Aristoteles bestimmt die Tragödie als »Nachahmung einer guten und in sich geschlossenen Handlung von bestimmter Größe, in anziehend geformter Sprache, wobei diese formenden Mittel in den einzelnen Abschnitten je verschieden angewandt werden, Nachahmung von Handelnden und nicht durch Bericht, die Jammer und Schaudern hervorruft und hierdurch eine Reinigung von derartigen Erregungszuständen bewirkt«13. Die Einheit der Tragödie beruht auf der Einheit der Handlung, und es werde mitgeteilt, was nach den »Regeln der Wahrscheinlichkeit oder Notwendigkeit«14 möglich sei. Das Ziel der Tragödie liegt damit nicht in der Darstellung der Charaktere oder der Wirklichkeit, sondern in der Einheit der Handlung insgesamt. Die Nachahmung von Handlung bezeichnet Aristoteles als Mythos. »Daher sind die Geschehnisse und der Mythos das Ziel der Tragödie. Das Ziel aber ist das Wichtigste von allem.«15 Aus der Einheit der Handlung folgt auch die Einheit der Zeit und des Ortes. Zwar findet das Lesen oder Spielen eines Dramas in der physikalischen, metrisierbaren Zeit statt, aber die Organisation des Verlaufs innerhalb der Tragödie genügt anderen Regeln, sie ist nicht unbedingt chronologisch, sondern genügt den ästhetischen Kategorien von Exposition, aufsteigender Handlung, Anagnorisis, Peripetie, absteigender Handlung und Katastrophe.

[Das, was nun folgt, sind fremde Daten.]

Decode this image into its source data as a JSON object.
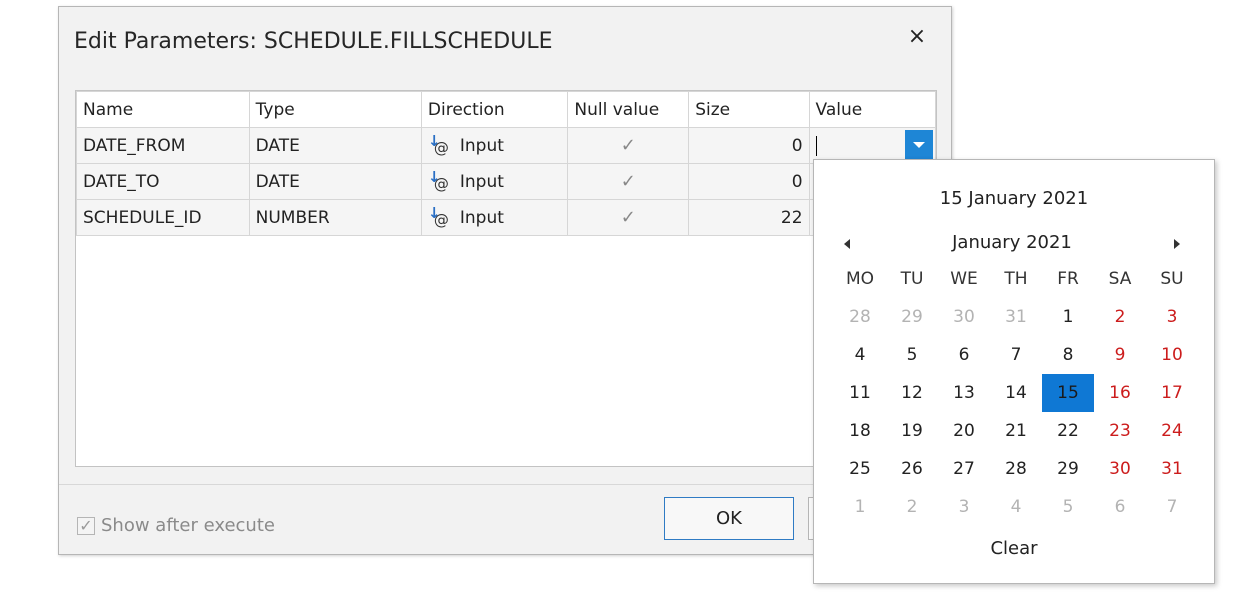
{
  "dialog": {
    "title": "Edit Parameters: SCHEDULE.FILLSCHEDULE",
    "close_glyph": "×",
    "show_after_execute_label": "Show after execute",
    "show_after_execute_checked": true,
    "ok_label": "OK"
  },
  "grid": {
    "columns": [
      "Name",
      "Type",
      "Direction",
      "Null value",
      "Size",
      "Value"
    ],
    "rows": [
      {
        "name": "DATE_FROM",
        "type": "DATE",
        "direction": "Input",
        "null_value": true,
        "size": "0",
        "value": ""
      },
      {
        "name": "DATE_TO",
        "type": "DATE",
        "direction": "Input",
        "null_value": true,
        "size": "0",
        "value": ""
      },
      {
        "name": "SCHEDULE_ID",
        "type": "NUMBER",
        "direction": "Input",
        "null_value": true,
        "size": "22",
        "value": ""
      }
    ],
    "direction_icon": "input-direction-icon",
    "check_glyph": "✓"
  },
  "calendar": {
    "today_label": "15 January 2021",
    "month_label": "January 2021",
    "weekdays": [
      "MO",
      "TU",
      "WE",
      "TH",
      "FR",
      "SA",
      "SU"
    ],
    "weeks": [
      [
        "28",
        "29",
        "30",
        "31",
        "1",
        "2",
        "3"
      ],
      [
        "4",
        "5",
        "6",
        "7",
        "8",
        "9",
        "10"
      ],
      [
        "11",
        "12",
        "13",
        "14",
        "15",
        "16",
        "17"
      ],
      [
        "18",
        "19",
        "20",
        "21",
        "22",
        "23",
        "24"
      ],
      [
        "25",
        "26",
        "27",
        "28",
        "29",
        "30",
        "31"
      ],
      [
        "1",
        "2",
        "3",
        "4",
        "5",
        "6",
        "7"
      ]
    ],
    "other_month_mask": [
      [
        true,
        true,
        true,
        true,
        false,
        false,
        false
      ],
      [
        false,
        false,
        false,
        false,
        false,
        false,
        false
      ],
      [
        false,
        false,
        false,
        false,
        false,
        false,
        false
      ],
      [
        false,
        false,
        false,
        false,
        false,
        false,
        false
      ],
      [
        false,
        false,
        false,
        false,
        false,
        false,
        false
      ],
      [
        true,
        true,
        true,
        true,
        true,
        true,
        true
      ]
    ],
    "selected_day": "15",
    "clear_label": "Clear"
  },
  "colors": {
    "accent": "#0f78d4",
    "weekend": "#cc1c1c",
    "other_month": "#b3b3b3"
  }
}
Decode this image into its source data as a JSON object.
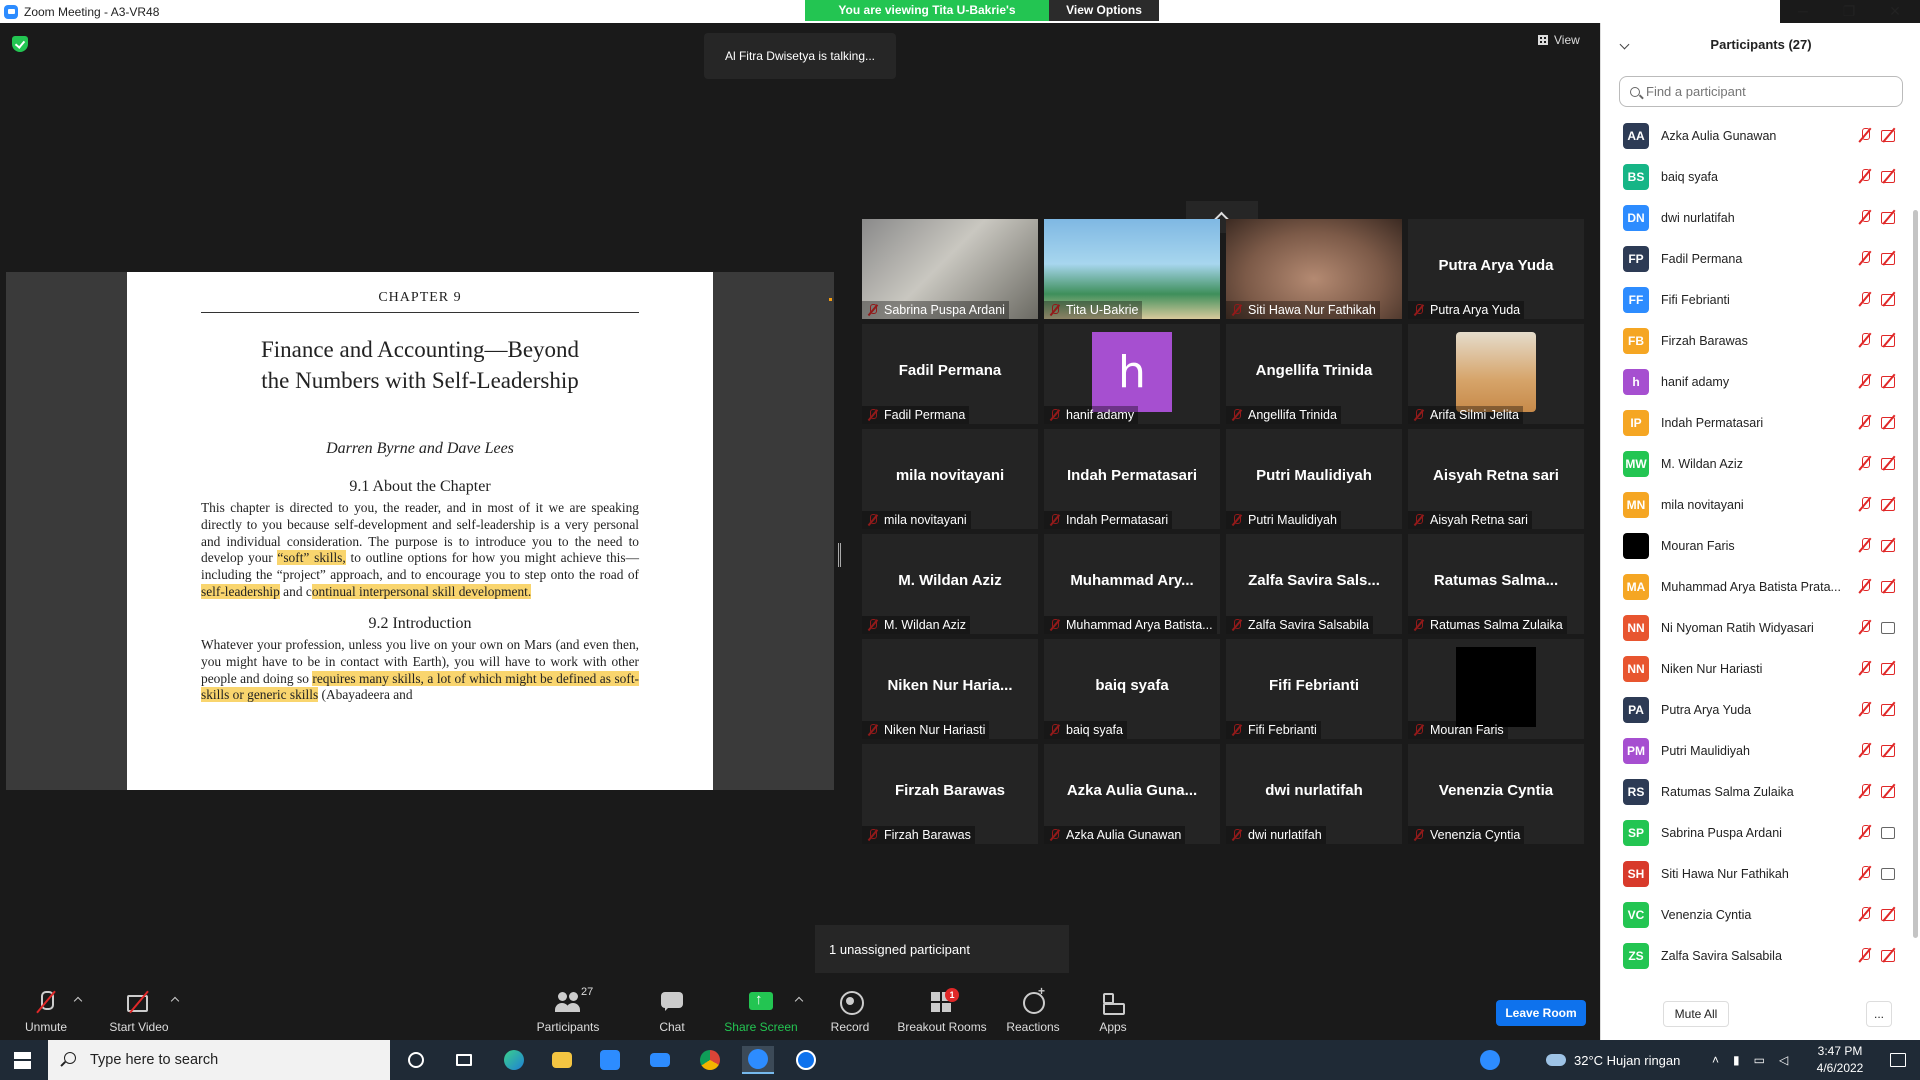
{
  "window": {
    "title": "Zoom Meeting - A3-VR48",
    "viewing_banner": "You are viewing Tita U-Bakrie's screen",
    "view_options": "View Options ⌄",
    "minimize": "─",
    "restore": "❐",
    "close": "✕"
  },
  "meeting": {
    "talking": "Al Fitra Dwisetya is talking...",
    "view_label": "View",
    "unassigned": "1 unassigned participant"
  },
  "document": {
    "chapter": "CHAPTER 9",
    "title_line1": "Finance and Accounting—Beyond",
    "title_line2": "the Numbers with Self-Leadership",
    "authors": "Darren Byrne and Dave Lees",
    "section1": "9.1    About the Chapter",
    "para1_a": "This chapter is directed to you, the reader, and in most of it we are speaking directly to you because self-development and self-leadership is a very personal and individual consideration. The purpose is to introduce you to the need to develop your ",
    "para1_hl1": "“soft” skills,",
    "para1_b": " to outline options for how you might achieve this—including the “project” approach, and to encourage you to step onto the road of ",
    "para1_hl2": "self-leadership",
    "para1_c": " and c",
    "para1_hl3": "ontinual interpersonal skill development.",
    "section2": "9.2    Introduction",
    "para2_a": "Whatever your profession, unless you live on your own on Mars (and even then, you might have to be in contact with Earth), you will have to work with other people and doing so ",
    "para2_hl1": "requires many skills, a lot of which might be defined as soft-skills or generic skills",
    "para2_b": " (Abayadeera and"
  },
  "gallery": [
    {
      "display": "",
      "label": "Sabrina Puspa Ardani",
      "kind": "photo-a"
    },
    {
      "display": "",
      "label": "Tita U-Bakrie",
      "kind": "photo-b"
    },
    {
      "display": "",
      "label": "Siti Hawa Nur Fathikah",
      "kind": "photo-c"
    },
    {
      "display": "Putra Arya Yuda",
      "label": "Putra Arya Yuda",
      "kind": "name"
    },
    {
      "display": "Fadil Permana",
      "label": "Fadil Permana",
      "kind": "name"
    },
    {
      "display": "h",
      "label": "hanif adamy",
      "kind": "avatar-h"
    },
    {
      "display": "Angellifa Trinida",
      "label": "Angellifa Trinida",
      "kind": "name"
    },
    {
      "display": "",
      "label": "Arifa Silmi Jelita",
      "kind": "avatar-bear"
    },
    {
      "display": "mila novitayani",
      "label": "mila novitayani",
      "kind": "name"
    },
    {
      "display": "Indah Permatasari",
      "label": "Indah Permatasari",
      "kind": "name"
    },
    {
      "display": "Putri Maulidiyah",
      "label": "Putri Maulidiyah",
      "kind": "name"
    },
    {
      "display": "Aisyah Retna sari",
      "label": "Aisyah Retna sari",
      "kind": "name"
    },
    {
      "display": "M. Wildan Aziz",
      "label": "M. Wildan Aziz",
      "kind": "name"
    },
    {
      "display": "Muhammad Ary...",
      "label": "Muhammad Arya Batista...",
      "kind": "name"
    },
    {
      "display": "Zalfa Savira Sals...",
      "label": "Zalfa Savira Salsabila",
      "kind": "name"
    },
    {
      "display": "Ratumas Salma...",
      "label": "Ratumas Salma Zulaika",
      "kind": "name"
    },
    {
      "display": "Niken Nur Haria...",
      "label": "Niken Nur Hariasti",
      "kind": "name"
    },
    {
      "display": "baiq syafa",
      "label": "baiq syafa",
      "kind": "name"
    },
    {
      "display": "Fifi Febrianti",
      "label": "Fifi Febrianti",
      "kind": "name"
    },
    {
      "display": "",
      "label": "Mouran Faris",
      "kind": "avatar-black"
    },
    {
      "display": "Firzah Barawas",
      "label": "Firzah Barawas",
      "kind": "name"
    },
    {
      "display": "Azka Aulia Guna...",
      "label": "Azka Aulia Gunawan",
      "kind": "name"
    },
    {
      "display": "dwi nurlatifah",
      "label": "dwi nurlatifah",
      "kind": "name"
    },
    {
      "display": "Venenzia Cyntia",
      "label": "Venenzia Cyntia",
      "kind": "name"
    }
  ],
  "toolbar": {
    "unmute": "Unmute",
    "start_video": "Start Video",
    "participants": "Participants",
    "participants_count": "27",
    "chat": "Chat",
    "share_screen": "Share Screen",
    "record": "Record",
    "breakout_rooms": "Breakout Rooms",
    "breakout_badge": "1",
    "reactions": "Reactions",
    "apps": "Apps",
    "leave_room": "Leave Room"
  },
  "panel": {
    "title": "Participants (27)",
    "search_placeholder": "Find a participant",
    "mute_all": "Mute All",
    "more": "...",
    "participants": [
      {
        "initials": "AA",
        "name": "Azka Aulia Gunawan",
        "color": "#2d3b55",
        "camera_on": false
      },
      {
        "initials": "BS",
        "name": "baiq syafa",
        "color": "#16b586",
        "camera_on": false
      },
      {
        "initials": "DN",
        "name": "dwi nurlatifah",
        "color": "#2d8cff",
        "camera_on": false
      },
      {
        "initials": "FP",
        "name": "Fadil Permana",
        "color": "#2d3b55",
        "camera_on": false
      },
      {
        "initials": "FF",
        "name": "Fifi Febrianti",
        "color": "#2d8cff",
        "camera_on": false
      },
      {
        "initials": "FB",
        "name": "Firzah Barawas",
        "color": "#f5a623",
        "camera_on": false
      },
      {
        "initials": "h",
        "name": "hanif adamy",
        "color": "#a64fd0",
        "camera_on": false
      },
      {
        "initials": "IP",
        "name": "Indah Permatasari",
        "color": "#f5a623",
        "camera_on": false
      },
      {
        "initials": "MW",
        "name": "M. Wildan Aziz",
        "color": "#23c552",
        "camera_on": false
      },
      {
        "initials": "MN",
        "name": "mila novitayani",
        "color": "#f5a623",
        "camera_on": false
      },
      {
        "initials": "",
        "name": "Mouran Faris",
        "color": "#000000",
        "camera_on": false
      },
      {
        "initials": "MA",
        "name": "Muhammad Arya Batista Prata...",
        "color": "#f5a623",
        "camera_on": false
      },
      {
        "initials": "NN",
        "name": "Ni Nyoman Ratih Widyasari",
        "color": "#e8552f",
        "camera_on": true
      },
      {
        "initials": "NN",
        "name": "Niken Nur Hariasti",
        "color": "#e8552f",
        "camera_on": false
      },
      {
        "initials": "PA",
        "name": "Putra Arya Yuda",
        "color": "#2d3b55",
        "camera_on": false
      },
      {
        "initials": "PM",
        "name": "Putri Maulidiyah",
        "color": "#a64fd0",
        "camera_on": false
      },
      {
        "initials": "RS",
        "name": "Ratumas Salma Zulaika",
        "color": "#2d3b55",
        "camera_on": false
      },
      {
        "initials": "SP",
        "name": "Sabrina Puspa Ardani",
        "color": "#23c552",
        "camera_on": true
      },
      {
        "initials": "SH",
        "name": "Siti Hawa Nur Fathikah",
        "color": "#d83a2b",
        "camera_on": true
      },
      {
        "initials": "VC",
        "name": "Venenzia Cyntia",
        "color": "#23c552",
        "camera_on": false
      },
      {
        "initials": "ZS",
        "name": "Zalfa Savira Salsabila",
        "color": "#23c552",
        "camera_on": false
      }
    ]
  },
  "taskbar": {
    "search_text": "Type here to search",
    "weather": "32°C  Hujan ringan",
    "time": "3:47 PM",
    "date": "4/6/2022"
  }
}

Der Unterschied zwischen der physikalischen und der ästhetischen Zeit wird noch deutlicher werden, wenn an Beckett dargestellt wird, dass diese Zeitreihe anders als die physikalische auch destruiert werden kann.

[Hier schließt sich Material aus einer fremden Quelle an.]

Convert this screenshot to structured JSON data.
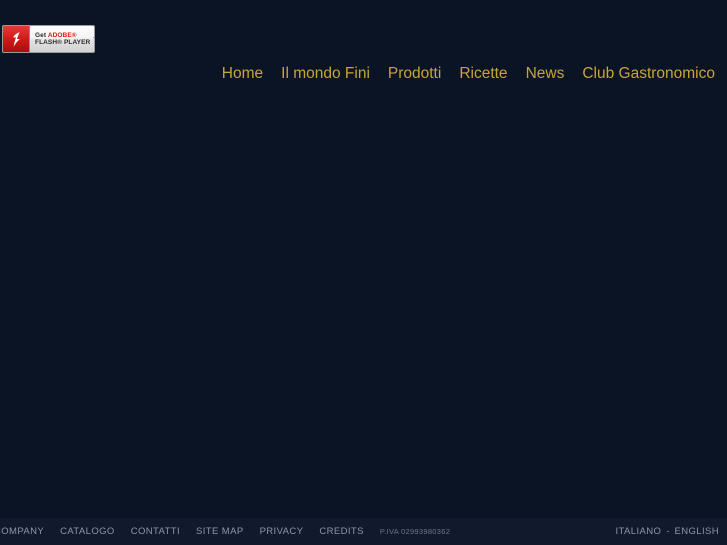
{
  "site": {
    "background_color": "#0a1424",
    "accent_color": "#c9a43a",
    "footer_text_color": "#8e96a6"
  },
  "flash_badge": {
    "icon": "flash-player-logo-icon",
    "download_icon": "download-arrow-icon",
    "line1_prefix": "Get ",
    "line1_brand": "ADOBE®",
    "line2": "FLASH® PLAYER"
  },
  "nav": {
    "items": [
      {
        "label": "Home"
      },
      {
        "label": "Il mondo Fini"
      },
      {
        "label": "Prodotti"
      },
      {
        "label": "Ricette"
      },
      {
        "label": "News"
      },
      {
        "label": "Club Gastronomico"
      }
    ]
  },
  "footer": {
    "links": [
      {
        "label": "COMPANY"
      },
      {
        "label": "CATALOGO"
      },
      {
        "label": "CONTATTI"
      },
      {
        "label": "SITE MAP"
      },
      {
        "label": "PRIVACY"
      },
      {
        "label": "CREDITS"
      }
    ],
    "vat": "P.IVA 02993980362",
    "languages": {
      "italian": "ITALIANO",
      "separator": "-",
      "english": "ENGLISH"
    }
  }
}
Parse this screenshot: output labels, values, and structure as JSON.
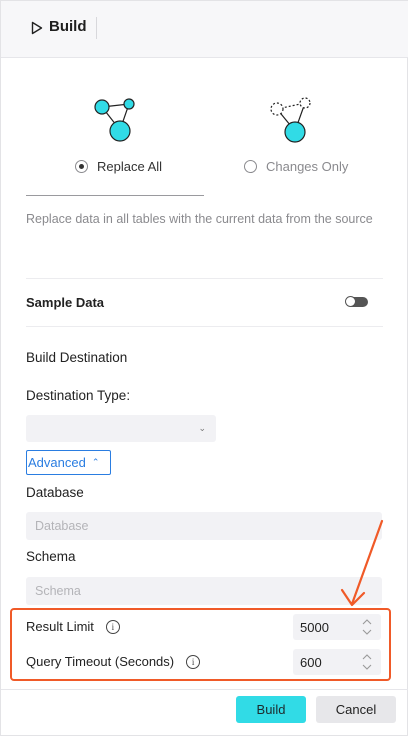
{
  "header": {
    "title": "Build",
    "play_icon": "play-icon"
  },
  "modes": [
    {
      "label": "Replace All",
      "selected": true,
      "icon": "nodes-solid-icon"
    },
    {
      "label": "Changes Only",
      "selected": false,
      "icon": "nodes-dashed-icon"
    }
  ],
  "description": "Replace data in all tables with the current data from the source",
  "sample_data": {
    "label": "Sample Data",
    "enabled": false
  },
  "build_destination": {
    "heading": "Build Destination",
    "destination_type_label": "Destination Type:",
    "destination_type_value": ""
  },
  "advanced": {
    "label": "Advanced",
    "expanded": true
  },
  "database": {
    "label": "Database",
    "placeholder": "Database",
    "value": ""
  },
  "schema": {
    "label": "Schema",
    "placeholder": "Schema",
    "value": ""
  },
  "result_limit": {
    "label": "Result Limit",
    "value": "5000"
  },
  "query_timeout": {
    "label": "Query Timeout (Seconds)",
    "value": "600"
  },
  "footer": {
    "build_label": "Build",
    "cancel_label": "Cancel"
  },
  "colors": {
    "accent_cyan": "#31dbe6",
    "link_blue": "#2a7de1",
    "highlight_orange": "#f05a28"
  }
}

Damit wird Herrschaft sowohl in der Antigone wie im Ödipus als Sujet und als Substanz des tragischen Konfliktes benannt, aber nicht um ihrer Erklärung willen, wie bei Hegel. Handlungen werden in der antiken Tragödie nachgeahmt, aber nicht systematisch bestimmt. Die Nachahmung ist nicht der Begriff des Selbstbewusstseins, sondern sie trägt ihren Zweck in sich selbst. Sie ist Sein zweiter Potenz. Die Nachahmung der Handlung, die Nachahmung des Konfliktes der Herrschaft soll dann bei den Zuschauern »Jammern und Schaudern« hervorrufen und die »Reinigung« der Affekte – die Katharsis bewirken.16 Obgleich Aristoteles diesen Begriff nicht näher bestimmt, kann dem Gehalt der Tragödie nach diese Erschütterung der Zuschauer nur durch die in den Tragödien dargestellte Gewalt, die im Konflikt aufbricht, sein. Sie ist das Bild der geschichtlichen und gesellschaftlichen Gewalt und die durch sie verursachte Zerrüttung der Selbstbewusstseine, an die die Tragödien erinnern. Die arbeitsteilige Produktion des Mehrproduktes und damit Herrschaft sind die Bedingungen der ökonomischen Freistellung der Dichter und der Zuschauer, denen die Katharsis gilt. Der gesellschaftliche Gehalt erscheint also in der Tragödie invers, nicht im Stoff der Darstellung, weil darin Wirklichkeit nur nachgeahmt wird, sondern in der Form, die als dramatischer Konflikt organisiert ist, und in der ästhetischen Erfahrung der Zuschauer, denen die Entstehungskosten ihrer Muße vorgeführt werden.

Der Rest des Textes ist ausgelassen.